The command, "Be careful for nothing," is unlimited, and so is the
expression, "Casting all your care on him." If we cast our burdens on
another, can they continue to press on us? If we bring them away with
us from the Throne of Grace, it is evident we do not leave them there.
With respect to myself, I have made this one test of my prayers: if after
committing anything to God, I can, like Hannah, come away and have
my mind no more sad, my heart no more pained or anxious, I look
upon it as one proof that I have prayed in faith; but if I bring away my
burden, I conclude that faith was not in exercise.

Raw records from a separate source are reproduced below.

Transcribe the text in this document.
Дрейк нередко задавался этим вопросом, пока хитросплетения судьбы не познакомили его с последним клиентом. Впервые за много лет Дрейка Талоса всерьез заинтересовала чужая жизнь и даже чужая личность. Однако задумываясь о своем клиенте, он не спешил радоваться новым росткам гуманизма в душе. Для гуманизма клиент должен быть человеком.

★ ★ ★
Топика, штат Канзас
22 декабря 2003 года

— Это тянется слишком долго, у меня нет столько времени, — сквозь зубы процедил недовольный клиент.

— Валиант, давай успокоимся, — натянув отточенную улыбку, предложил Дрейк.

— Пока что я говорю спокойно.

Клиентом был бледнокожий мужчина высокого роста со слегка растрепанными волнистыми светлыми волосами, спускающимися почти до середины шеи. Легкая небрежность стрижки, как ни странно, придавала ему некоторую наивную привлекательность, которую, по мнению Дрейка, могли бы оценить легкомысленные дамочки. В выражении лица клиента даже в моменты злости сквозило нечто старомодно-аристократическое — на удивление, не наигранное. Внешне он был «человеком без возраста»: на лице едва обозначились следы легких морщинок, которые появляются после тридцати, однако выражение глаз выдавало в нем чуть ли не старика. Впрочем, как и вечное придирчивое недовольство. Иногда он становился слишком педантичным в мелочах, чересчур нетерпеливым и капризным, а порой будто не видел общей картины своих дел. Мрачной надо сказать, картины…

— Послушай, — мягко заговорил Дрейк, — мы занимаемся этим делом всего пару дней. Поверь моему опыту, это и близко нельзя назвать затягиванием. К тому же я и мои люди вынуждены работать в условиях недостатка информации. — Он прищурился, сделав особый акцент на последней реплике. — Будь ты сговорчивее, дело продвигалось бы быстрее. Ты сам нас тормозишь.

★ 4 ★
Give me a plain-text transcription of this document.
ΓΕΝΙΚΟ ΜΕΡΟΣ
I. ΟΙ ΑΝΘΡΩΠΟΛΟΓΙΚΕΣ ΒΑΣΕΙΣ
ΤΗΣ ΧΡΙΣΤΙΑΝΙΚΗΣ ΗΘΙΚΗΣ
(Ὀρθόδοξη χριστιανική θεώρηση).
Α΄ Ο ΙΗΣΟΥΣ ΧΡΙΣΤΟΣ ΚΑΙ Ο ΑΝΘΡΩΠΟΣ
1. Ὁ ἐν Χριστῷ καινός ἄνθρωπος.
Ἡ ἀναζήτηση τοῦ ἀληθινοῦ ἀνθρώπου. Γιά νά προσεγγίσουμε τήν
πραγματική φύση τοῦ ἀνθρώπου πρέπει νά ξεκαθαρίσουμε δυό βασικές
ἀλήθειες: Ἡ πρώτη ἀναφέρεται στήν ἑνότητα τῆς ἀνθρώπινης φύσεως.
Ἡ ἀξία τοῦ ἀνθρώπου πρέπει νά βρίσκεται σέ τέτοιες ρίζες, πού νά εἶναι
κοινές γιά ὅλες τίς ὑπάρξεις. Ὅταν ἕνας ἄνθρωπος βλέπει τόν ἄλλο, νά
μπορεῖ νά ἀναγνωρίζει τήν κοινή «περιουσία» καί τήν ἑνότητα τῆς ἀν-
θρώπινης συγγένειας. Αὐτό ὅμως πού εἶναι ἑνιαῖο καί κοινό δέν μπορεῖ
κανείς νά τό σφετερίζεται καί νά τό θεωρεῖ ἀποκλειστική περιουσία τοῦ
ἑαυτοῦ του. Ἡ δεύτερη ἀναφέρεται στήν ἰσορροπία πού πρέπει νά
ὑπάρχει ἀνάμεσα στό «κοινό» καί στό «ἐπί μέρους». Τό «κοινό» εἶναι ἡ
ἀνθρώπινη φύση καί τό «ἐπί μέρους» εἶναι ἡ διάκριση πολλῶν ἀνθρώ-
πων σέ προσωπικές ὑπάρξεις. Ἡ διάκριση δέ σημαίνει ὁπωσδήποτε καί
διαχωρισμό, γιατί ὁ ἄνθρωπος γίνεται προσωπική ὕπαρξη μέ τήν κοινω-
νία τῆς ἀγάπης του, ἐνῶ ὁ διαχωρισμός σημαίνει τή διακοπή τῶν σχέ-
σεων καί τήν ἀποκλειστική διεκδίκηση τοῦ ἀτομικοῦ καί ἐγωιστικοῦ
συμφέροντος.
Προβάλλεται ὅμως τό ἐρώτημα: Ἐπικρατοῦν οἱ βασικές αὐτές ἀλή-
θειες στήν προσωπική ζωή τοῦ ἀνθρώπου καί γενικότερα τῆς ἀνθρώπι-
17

--Dr. Payson, in Streams in the Desert, April 24 entry
I was a teenager before I realized some people took faith seriously. I laughed out loud. Christ as the salvation of my life I could accept, but all the details of that life were on my watch. A life free of anxiety? The idea seemed ludicrous: impractical, impossible. You might as well skate around a track at full tilt wearing a blindfold.
I grew up believing in the power of worry. Oh, I wouldn't have called it that; I didn't have the perspective. Everybody said worry was bad, but everybody I knew worried. I was a pro by fourteen. When fear seized me, I'd grab hold of it right back. Sometimes I'd escape into books or TV, but mostly I didn't let my attention lag: no problem was going to slip up like a sneaker wave and overwhelm me. I had a worst-case scenario for every occasion. Fear management dominated my life; I felt like a bunny rabbit locked in an Airstream with a pack of coyotes.
Didn't I pray? Sure, the dramatic pleadings of a young teen. I hadn't yet learned that loaded into the word "faith" are the words "confidence," "abandonment," and "trust." Believe that I have received the things I ask for, before I see them happen? Ha. My prayer was whining.
Well, one grows up, and the emotions blot off some of their drama-queen makeup. Teen fears bow out and adult concerns stride up to take their place. We wear worry like a necktie, an emblem of responsibility. We wish it wouldn't choke us, but we'd feel undressed without it. Besides, we have an obligation to share the burdens of others. There's that operation Dad has to have, there's Grandma's cancer and our friend's lost job.
We pray and we worry.
Hey, if you're in trouble, I want to do something. I feel disloyal if I don't fret for you. You'd do the same for me, I bet.
As a teen I had a "teddybear collie" (English Shepherd) who never allowed me to run across the lawn without giving chase. She'd seize the hem of my jeans, growl and tug me to a halt. Poor thing: with no sheep to herd, all that instinct and energy got misplaced. Worry helps me bear burdens as well as Misty would help me run the hundred-yard dash.
Prayer is our work. Worry works us over. Effective prayer chooses to believe God's promises, and makes use of tools such as praise and creative visualization, as I've learned from Agnes Sanford (teacher of healing prayer) and other teammates.
When fear attacks us, can we leave our loved ones--and our own burdens--in the Great Shepherd's care? Or do we suspect He cares for them less than we do?
"Be careful for nothing." Except, we're supposed to walk circumspectly! Not to pluck daisies, sing and stroll while the sun warms our closed eyelids and the cliff drops away just ahead of our feet, as if we were the Fool on a deck of Tarot cards. Right?
I don't go for fortune-telling, but you can't beat the Greater Trumps as archetypes. |
There's a little dog who leaps alongside the Fool; maybe it's the cares he ignores, nipping at his attention; maybe it's a shepherd harrying him out of danger. Maybe both. Before care festers into worry, it has one use I can see: as a reminder of what to lift and leave in God's hands.
I'll admit it: strolling in sun-blinded bliss appeals to me very much. Deep trust resembling that kind of bliss is on my list of things to do. To be. But right now I'm in battle, and I recognise that worry's an enemy, nothing less. Nothing more.